If safety is part of everyone’s job, supervisors and managers have to be safety leaders. However, what it takes to be an effective safety leader has long been difficult to define in a specific, actionable way.
To further assist customers in their pursuit for safety culture excellence, Caterpillar recently launched the first statistically validated Safety Leadership Assessment, a tool to measure the degree to which individual leaders demonstrate four specific domains of safety leadership: accountability, connectivity, credible safety consciousness and trust.

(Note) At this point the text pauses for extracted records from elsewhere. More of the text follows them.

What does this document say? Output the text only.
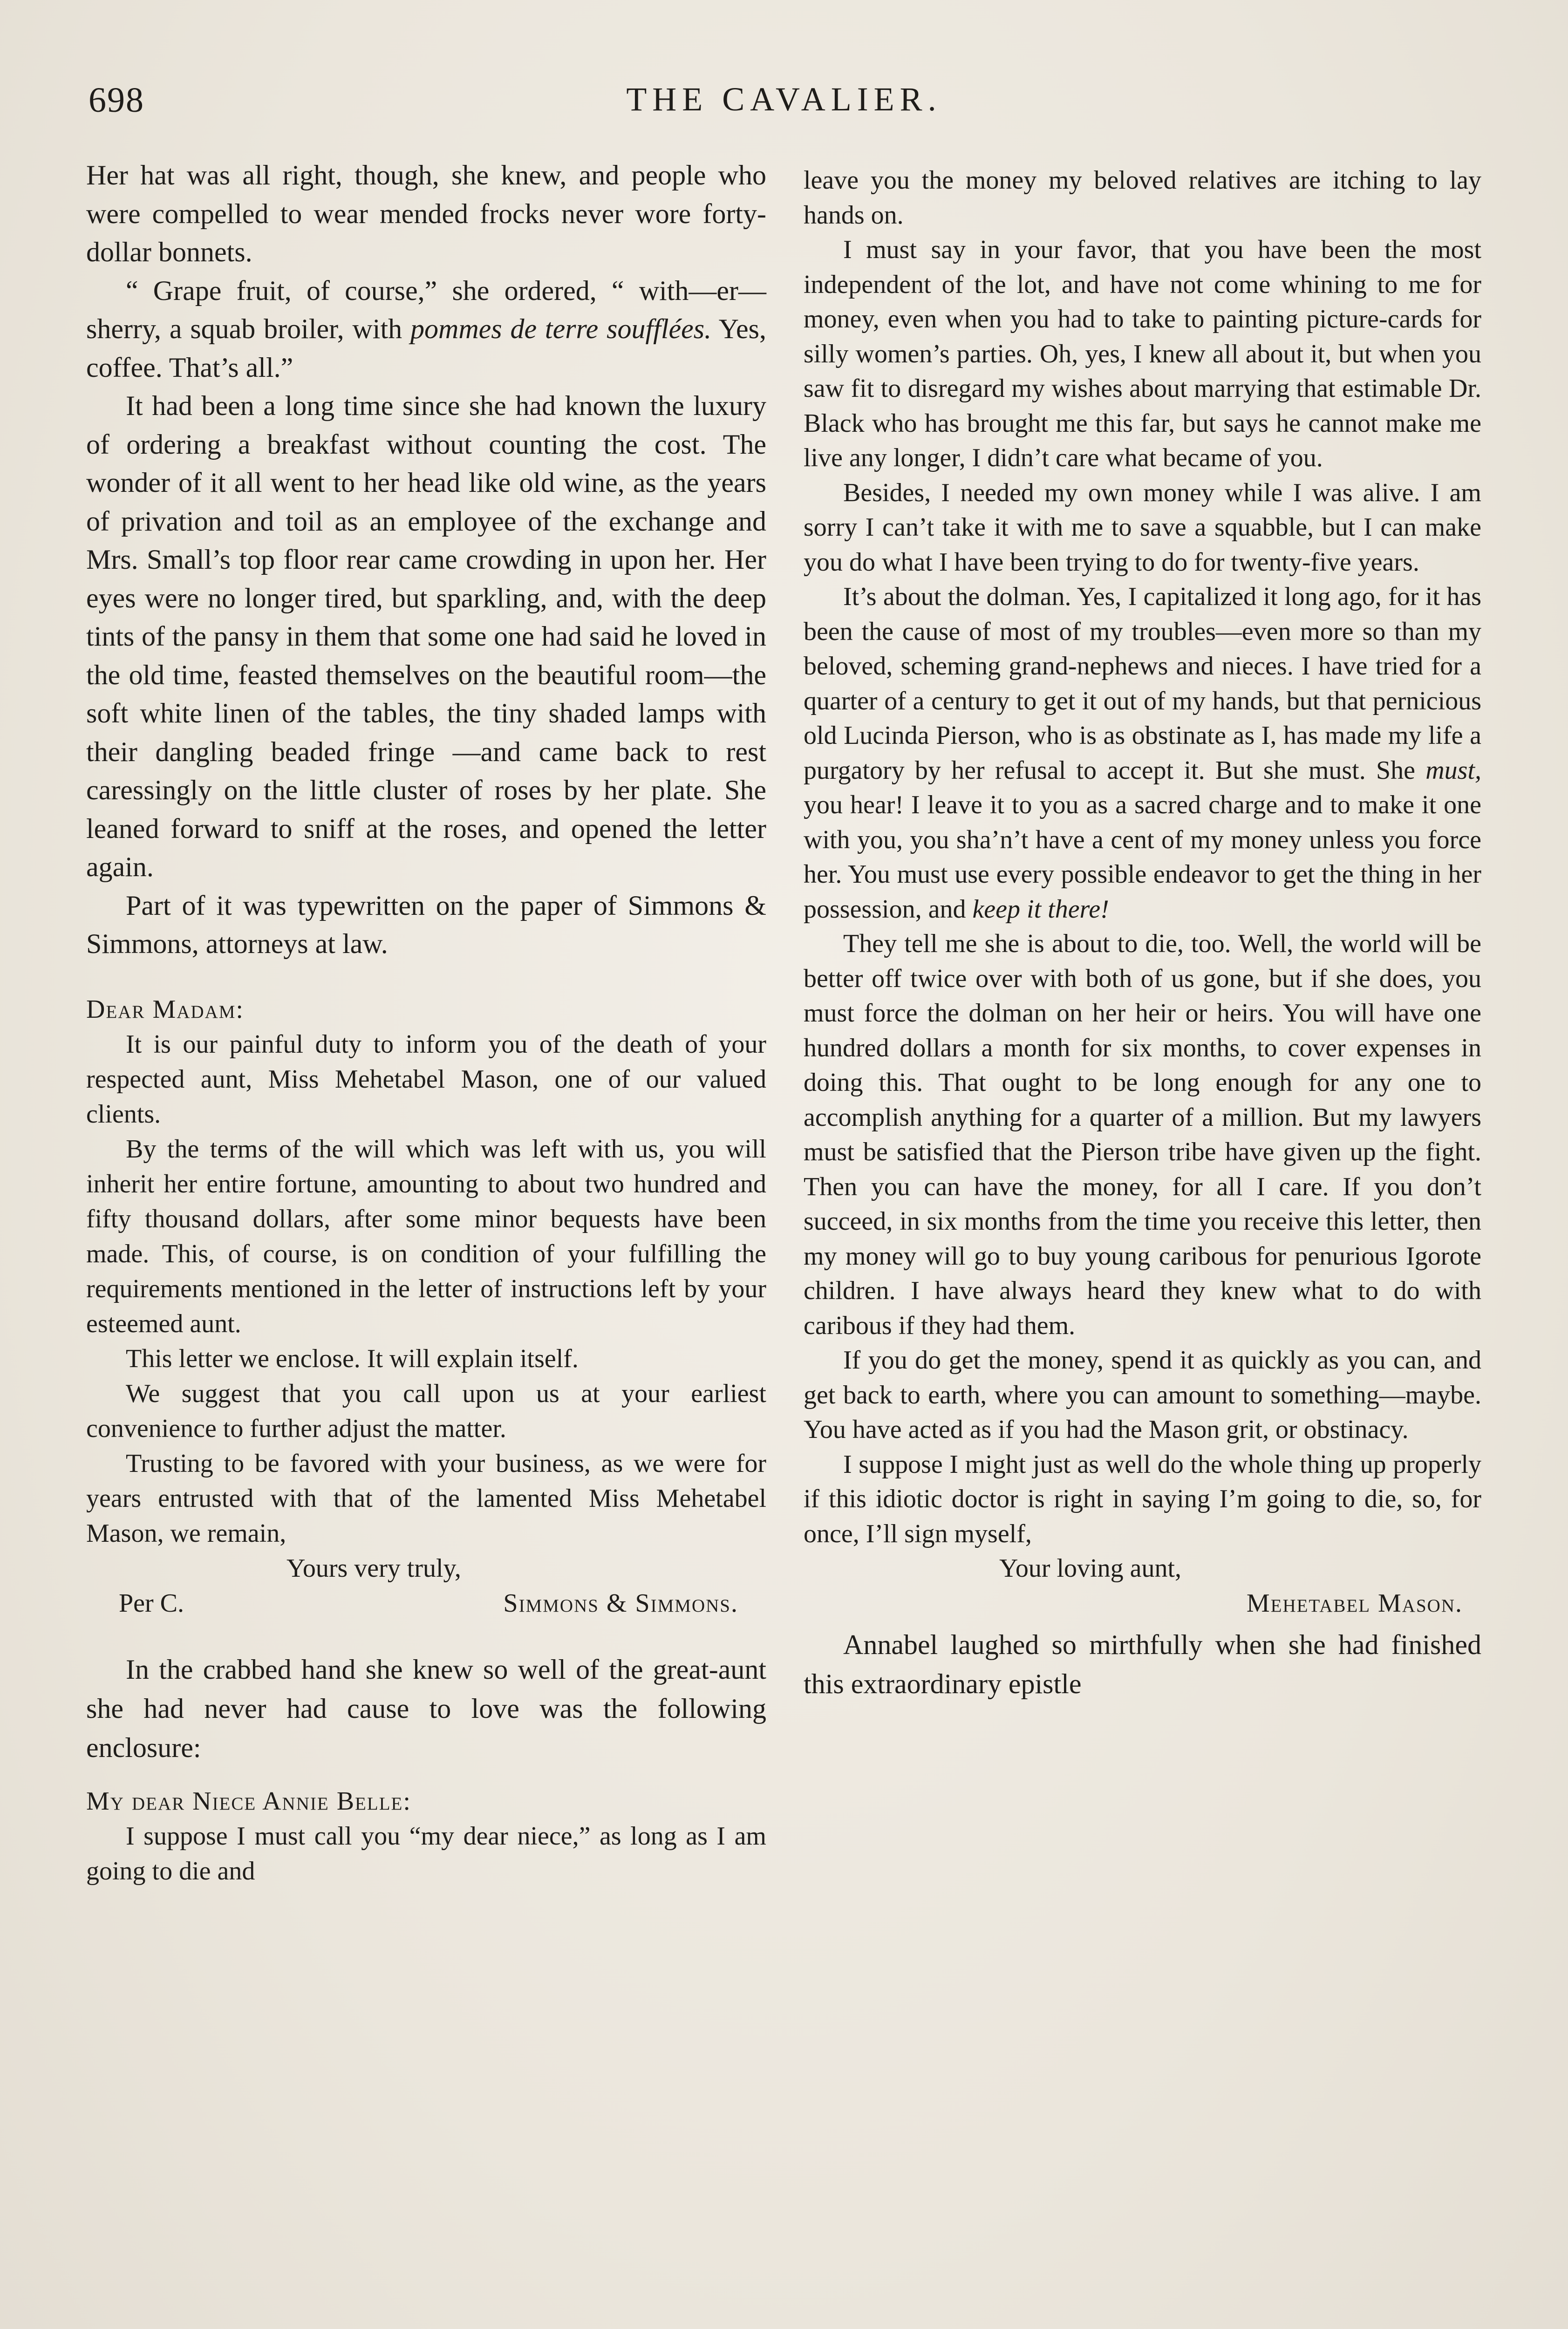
698	THE CAVALIER.

Her hat was all right, though, she knew, and people who were compelled to wear mended frocks never wore forty-dollar bonnets.

“ Grape fruit, of course,” she ordered, “ with—er—sherry, a squab broiler, with pommes de terre soufflées. Yes, coffee. That’s all.”

It had been a long time since she had known the luxury of ordering a breakfast without counting the cost. The wonder of it all went to her head like old wine, as the years of privation and toil as an employee of the exchange and Mrs. Small’s top floor rear came crowding in upon her. Her eyes were no longer tired, but sparkling, and, with the deep tints of the pansy in them that some one had said he loved in the old time, feasted themselves on the beautiful room—the soft white linen of the tables, the tiny shaded lamps with their dangling beaded fringe —and came back to rest caressingly on the little cluster of roses by her plate. She leaned forward to sniff at the roses, and opened the letter again.

Part of it was typewritten on the paper of Simmons & Simmons, attorneys at law.

Dear Madam:

It is our painful duty to inform you of the death of your respected aunt, Miss Mehetabel Mason, one of our valued clients.

By the terms of the will which was left with us, you will inherit her entire fortune, amounting to about two hundred and fifty thousand dollars, after some minor bequests have been made. This, of course, is on condition of your fulfilling the requirements mentioned in the letter of instructions left by your esteemed aunt.

This letter we enclose. It will explain itself.

We suggest that you call upon us at your earliest convenience to further adjust the matter.

Trusting to be favored with your business, as we were for years entrusted with that of the lamented Miss Mehetabel Mason, we remain,

Yours very truly,

Per C.	Simmons & Simmons.

In the crabbed hand she knew so well of the great-aunt she had never had cause to love was the following enclosure:

My dear Niece Annie Belle:

I suppose I must call you “my dear niece,” as long as I am going to die and

leave you the money my beloved relatives are itching to lay hands on.

I must say in your favor, that you have been the most independent of the lot, and have not come whining to me for money, even when you had to take to painting picture-cards for silly women’s parties. Oh, yes, I knew all about it, but when you saw fit to disregard my wishes about marrying that estimable Dr. Black who has brought me this far, but says he cannot make me live any longer, I didn’t care what became of you.

Besides, I needed my own money while I was alive. I am sorry I can’t take it with me to save a squabble, but I can make you do what I have been trying to do for twenty-five years.

It’s about the dolman. Yes, I capitalized it long ago, for it has been the cause of most of my troubles—even more so than my beloved, scheming grand-nephews and nieces. I have tried for a quarter of a century to get it out of my hands, but that pernicious old Lucinda Pierson, who is as obstinate as I, has made my life a purgatory by her refusal to accept it. But she must. She must, you hear! I leave it to you as a sacred charge and to make it one with you, you sha’n’t have a cent of my money unless you force her. You must use every possible endeavor to get the thing in her possession, and keep it there!

They tell me she is about to die, too. Well, the world will be better off twice over with both of us gone, but if she does, you must force the dolman on her heir or heirs. You will have one hundred dollars a month for six months, to cover expenses in doing this. That ought to be long enough for any one to accomplish anything for a quarter of a million. But my lawyers must be satisfied that the Pierson tribe have given up the fight. Then you can have the money, for all I care. If you don’t succeed, in six months from the time you receive this letter, then my money will go to buy young caribous for penurious Igorote children. I have always heard they knew what to do with caribous if they had them.

If you do get the money, spend it as quickly as you can, and get back to earth, where you can amount to something—maybe. You have acted as if you had the Mason grit, or obstinacy.

I suppose I might just as well do the whole thing up properly if this idiotic doctor is right in saying I’m going to die, so, for once, I’ll sign myself,

Your loving aunt,

Mehetabel Mason.

Annabel laughed so mirthfully when she had finished this extraordinary epistle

Caterpillar Safety Services partnered with Development Dimensions International (DDI) and behavioral experts for a four-year study into leadership effectiveness which included surveys of more than 1,000 employees, front-line leaders, middle managers and top managers in the industries of construction, energy, forestry and manufacturing.
Hawaiian Cement was one of the first Caterpillar customers to utilize the tool as part of its continuous improvement efforts.
“This is a powerful tool to help leaders at all levels be more effective in all forms of leadership, not just safety,” said President John DeLong (Ret.). “Supervisors and managers can see how their team ranked them on individual questions, so they know exactly what they need to work on to improve, or what they’re doing well and should continue.”
Once an organization completes the assessment, Caterpillar provides detailed reports to each leader and conducts an on-site workshop to discuss the results and facilitate action plans for improvement.